When you're seeking tantalizing investments for your portfolio, it makes a lot of sense to look for undervalued stocks to buy and overvalued ones to consider avoiding or shorting. Some folks, though, look for "overbought" stocks to avoid or sell, and "oversold" ones to buy. I know some will disagree, but I think that's silly.

The terms "overvalued" and "undervalued" have a key component in them: value. They compare a stock's current price with an estimate of its intrinsic value, perhaps by taking into account numbers such as price-to-earnings (P/E) ratios or growth rates. This is part of "fundamental" stock analysis, where an investor assesses a company's health, competitive strengths, and growth prospects, poring over financial statements.

Technical fouls
Its opposite is "technical" analysis, which involves focusing on stock-price movements and looking for trends, among other things, while largely ignoring the actual businesses behind the stocks.

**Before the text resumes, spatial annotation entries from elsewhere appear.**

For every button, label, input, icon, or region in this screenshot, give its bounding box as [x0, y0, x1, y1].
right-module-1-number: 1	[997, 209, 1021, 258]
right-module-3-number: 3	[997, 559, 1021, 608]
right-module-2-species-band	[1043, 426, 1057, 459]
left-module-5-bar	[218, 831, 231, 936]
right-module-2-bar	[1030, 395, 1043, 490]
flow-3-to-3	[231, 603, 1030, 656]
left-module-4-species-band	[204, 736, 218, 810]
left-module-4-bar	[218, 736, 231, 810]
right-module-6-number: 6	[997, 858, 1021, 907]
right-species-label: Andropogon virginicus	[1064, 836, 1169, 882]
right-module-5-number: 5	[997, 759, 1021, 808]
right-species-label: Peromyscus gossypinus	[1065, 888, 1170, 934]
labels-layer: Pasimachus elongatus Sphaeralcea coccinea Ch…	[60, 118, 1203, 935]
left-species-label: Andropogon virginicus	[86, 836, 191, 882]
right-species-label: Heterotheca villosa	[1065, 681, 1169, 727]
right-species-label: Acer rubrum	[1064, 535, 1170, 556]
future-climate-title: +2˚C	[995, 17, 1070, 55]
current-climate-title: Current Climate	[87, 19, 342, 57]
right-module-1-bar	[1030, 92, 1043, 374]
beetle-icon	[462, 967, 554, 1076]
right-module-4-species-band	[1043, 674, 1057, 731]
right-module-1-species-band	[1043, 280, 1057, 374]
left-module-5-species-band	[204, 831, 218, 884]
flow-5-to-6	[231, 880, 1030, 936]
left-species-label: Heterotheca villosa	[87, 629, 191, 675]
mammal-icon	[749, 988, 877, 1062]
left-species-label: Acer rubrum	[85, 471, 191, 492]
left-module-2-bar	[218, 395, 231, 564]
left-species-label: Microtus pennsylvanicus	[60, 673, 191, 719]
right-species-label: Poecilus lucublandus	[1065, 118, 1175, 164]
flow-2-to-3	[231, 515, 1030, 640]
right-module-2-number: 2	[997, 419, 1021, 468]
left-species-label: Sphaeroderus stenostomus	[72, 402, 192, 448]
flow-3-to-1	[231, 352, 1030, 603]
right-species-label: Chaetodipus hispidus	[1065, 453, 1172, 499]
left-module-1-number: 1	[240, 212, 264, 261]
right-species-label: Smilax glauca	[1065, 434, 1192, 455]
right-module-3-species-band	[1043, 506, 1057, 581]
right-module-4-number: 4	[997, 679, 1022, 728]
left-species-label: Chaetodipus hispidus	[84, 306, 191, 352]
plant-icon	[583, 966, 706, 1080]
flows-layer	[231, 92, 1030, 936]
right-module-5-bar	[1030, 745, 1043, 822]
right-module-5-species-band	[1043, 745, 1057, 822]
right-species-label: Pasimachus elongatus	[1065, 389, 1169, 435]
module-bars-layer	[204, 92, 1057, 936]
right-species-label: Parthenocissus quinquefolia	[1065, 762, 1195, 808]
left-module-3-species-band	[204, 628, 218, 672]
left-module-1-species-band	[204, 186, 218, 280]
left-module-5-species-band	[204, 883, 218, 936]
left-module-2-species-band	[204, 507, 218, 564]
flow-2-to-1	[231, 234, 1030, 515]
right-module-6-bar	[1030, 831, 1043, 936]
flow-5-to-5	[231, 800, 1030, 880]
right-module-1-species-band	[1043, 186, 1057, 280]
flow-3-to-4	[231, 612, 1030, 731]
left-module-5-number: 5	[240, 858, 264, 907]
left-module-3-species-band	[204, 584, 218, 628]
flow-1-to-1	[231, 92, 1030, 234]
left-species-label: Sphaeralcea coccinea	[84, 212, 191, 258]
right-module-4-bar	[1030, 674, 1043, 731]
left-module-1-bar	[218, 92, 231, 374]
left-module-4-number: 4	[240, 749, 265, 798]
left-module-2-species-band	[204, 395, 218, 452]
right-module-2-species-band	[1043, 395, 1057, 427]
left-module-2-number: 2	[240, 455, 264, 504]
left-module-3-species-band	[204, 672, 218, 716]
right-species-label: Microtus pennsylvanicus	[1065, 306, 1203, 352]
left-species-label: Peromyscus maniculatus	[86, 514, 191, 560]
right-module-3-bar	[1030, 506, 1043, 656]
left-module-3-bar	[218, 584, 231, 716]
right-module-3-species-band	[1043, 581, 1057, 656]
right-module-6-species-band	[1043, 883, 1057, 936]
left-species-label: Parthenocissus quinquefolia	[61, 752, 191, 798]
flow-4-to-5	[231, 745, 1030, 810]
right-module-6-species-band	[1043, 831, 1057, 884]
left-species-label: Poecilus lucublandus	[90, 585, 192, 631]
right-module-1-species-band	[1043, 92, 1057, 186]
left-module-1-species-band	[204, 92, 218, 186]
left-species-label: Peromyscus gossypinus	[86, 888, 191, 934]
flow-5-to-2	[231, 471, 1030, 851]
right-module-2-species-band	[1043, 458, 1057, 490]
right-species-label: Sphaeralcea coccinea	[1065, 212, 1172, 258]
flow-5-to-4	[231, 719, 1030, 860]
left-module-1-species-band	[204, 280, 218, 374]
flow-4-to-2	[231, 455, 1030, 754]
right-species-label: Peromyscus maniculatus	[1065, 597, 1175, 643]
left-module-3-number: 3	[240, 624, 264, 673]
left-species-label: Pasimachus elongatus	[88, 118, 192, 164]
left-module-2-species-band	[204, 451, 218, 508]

That's how you end up with so-called overbought stocks, which might be defined as those that are trading at prices substantially above their 50-day moving average. Interestingly, while some technical investors might avoid such companies, expecting them to pull back, others who like to chase momentum will be attracted to them, assuming that they'll keep moving forward, at least for a while. (Technical analysis isn't known for its patience.)

Let's look at three companies that some recently believed were overbought: Level 3 Communications (Nasdaq: LVLT), having moved 28% beyond its 50-day moving average as of early July; Green Mountain Coffee Roasters (Nasdaq: GMCR), 21% beyond; and Riverbed Technology (Nasdaq: RVBD), 14% beyond.

Coffee and communications
There's much more to these companies than just their stock prices, though, and they vary in how undervalued or overvalued they seem. Green Mountain Coffee Roasters, for example, has been a market darling for quite a while, roughly doubling annually, on average, over the past five years. You could have said that it was overbought pretty much that entire time! Right now, its P/E ratio is roughly twice its five-year average, and some patents are expiring soon. But then its heady growth rate makes its valuation not so outrageous, and it's inked an attractive deal to fill its Keurig K-cups with Starbucks (Nasdaq: SBUX) coffee. It's not so hard to see why many people have been buying its shares.

Meanwhile, Level 3 Communications' stock has also been on a tear, partly because of its multiyear deal to facilitate Netflix's (Nasdaq: NFLX) streaming service. Some are also bullish on its purchase of Global Crossing (Nasdaq: GLBC). But the company has heavy debt, has been posting losses for years, and is financing that hefty purchase with stock, thereby diluting existing shares. It seems much more overvalued than Green Mountain Coffee Roasters.

Finally, Riverbed Technology also has a steep P/E, well into the triple digits and topping its five-year average. But its forward P/E, based on expected future earnings, is a much more reasonable 35, especially considering that the company's revenue rose 40% in 2010. The company also sports no debt, rising profit margins, and a strong position in its business of boosting performance of online traffic. It even has an agreement with competitor Akamai Technologies (Nasdaq: AKAM) to run each other's software on each other's networks, thereby improving service for both companies. Even if you deem the shares a little rich, it seems like a very promising long-term investment -- and some have suggested that a technology heavyweight may want to snap up the company one of these days. For someone to dismiss it because its price is above a 50-day moving average seems rather shortsighted.

Thinking of stocks as overbought or oversold is silly. Some stocks surge because they deserve to, as they approach their intrinsic value from a more undervalued level. Others are indeed getting ahead of themselves. Some may sport strong balance sheets and robust expected growth, while others may be on shakier ground because of debt or unprofitability. It's not likely to boost your portfolio if you ignore the businesses behind the various stocks you examine.